Dear Soul Shift Companion, in order to prepare for a Practice of True Self-Worth, it’s important to consider what areas of your life could benefit from better boundaries and how they are impacted by the ways you measure your self-worth.

The following boundary assessment tool can help you do this. Its purpose is to help you identify instances when your needs or limits are being violated or your values or desires are being dismissed. As you read each statement, I encourage you to be beyond “yes” or “no” and really give yourself permission to expand on why or how.

Please remember: you are in shame-free territory. Resist the urge to place judgment on any of your responses. There are no “right” or “wrong,” “bad” or “good” answers here. You are simply gaining valuable awareness by being honest with yourself. Treat uncomfortable feelings as guidance. Through this courageous, introspective process, you are building a foundation for creating and maintaining healthy shifts in your life.

Boundary Assessment Tool

  • Can you recall a time when you were treated badly and failed to speak up?
  • Would it be accurate to say you give away too much of your time?
  • Are there moments when you agree with people when you actually feel like disagreeing?
  • Are there times when you say “yes” when you just want to say “no”?
  • Have there been moments when you feel guilty after taking some time to honor your needs?
  • Do you often feel taken for granted by others?
  • Would you define any of your relationships as unbalanced, meaning you’re always giving and the other person is always taking?
  • Are there times when you feel responsible for other people’s unhappiness, like you’re supposed to fix it?
  • Are there times when you are what other people want you to be and not who you want to be?
  • Would it feel accurate to say you have a chronic fear about what other people think of you?

At some point in my life, I’ve said “yes” to every one of these statements, which is what eventually provided the awareness I needed to create this enlightening tool.
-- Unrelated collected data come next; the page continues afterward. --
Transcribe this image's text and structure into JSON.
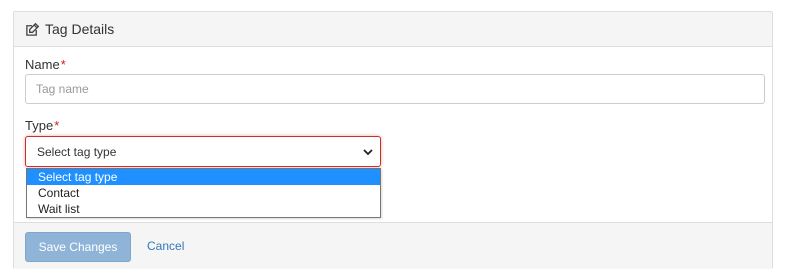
{
  "panel": {
    "title": "Tag Details",
    "title_icon": "edit-icon"
  },
  "form": {
    "name": {
      "label": "Name",
      "required_marker": "*",
      "placeholder": "Tag name",
      "value": ""
    },
    "type": {
      "label": "Type",
      "required_marker": "*",
      "selected_value": "Select tag type",
      "options": [
        "Select tag type",
        "Contact",
        "Wait list"
      ],
      "highlighted_option": "Select tag type"
    }
  },
  "footer": {
    "save_label": "Save Changes",
    "cancel_label": "Cancel"
  },
  "colors": {
    "required": "#cc2222",
    "select_error_border": "#c9302c",
    "option_highlight": "#1e90ff",
    "save_button_disabled": "#8fb4d8",
    "link": "#337ab7"
  }
}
Now, whenever I find myself feeling resentful or agitated, I am able to recognize those feelings as indicators that my boundaries are being violated. I find the appropriate statement on the assessment list and go beyond the “yes” response to gain information, like this:

“Yes, I feel taken for granted when that person only reaches out to me when she needs something for her business endeavors. I feel angry I have allowed myself to be used and devalued by this person. What I am going to do differently now is _________________.”
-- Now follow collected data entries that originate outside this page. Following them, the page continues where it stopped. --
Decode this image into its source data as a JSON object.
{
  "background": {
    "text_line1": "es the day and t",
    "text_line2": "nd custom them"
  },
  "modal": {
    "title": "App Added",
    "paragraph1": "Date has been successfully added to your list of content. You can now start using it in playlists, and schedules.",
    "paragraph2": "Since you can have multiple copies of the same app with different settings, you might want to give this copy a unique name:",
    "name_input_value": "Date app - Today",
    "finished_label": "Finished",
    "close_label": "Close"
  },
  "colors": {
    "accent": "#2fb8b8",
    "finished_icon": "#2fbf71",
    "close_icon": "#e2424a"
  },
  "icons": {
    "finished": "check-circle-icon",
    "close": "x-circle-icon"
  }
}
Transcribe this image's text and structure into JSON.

Expanding on the resentment statement from the assessment tool is what prepared me to start setting healthy boundaries around this person. I encourage you to give it a try. The next time you feel resentful or frustrated, ask yourself, “Is my anger trying to tell me something? Are my boundaries being violated?”

As you face these situations, you might feel your pulse racing, your shoulders clenching, or your hands getting sweaty. You might think, This is really hard and uncomfortable. You are getting in touch with your authentic self – your needs, limits, preferences, and desires – which is difficult but vital preparation for honoring yourself.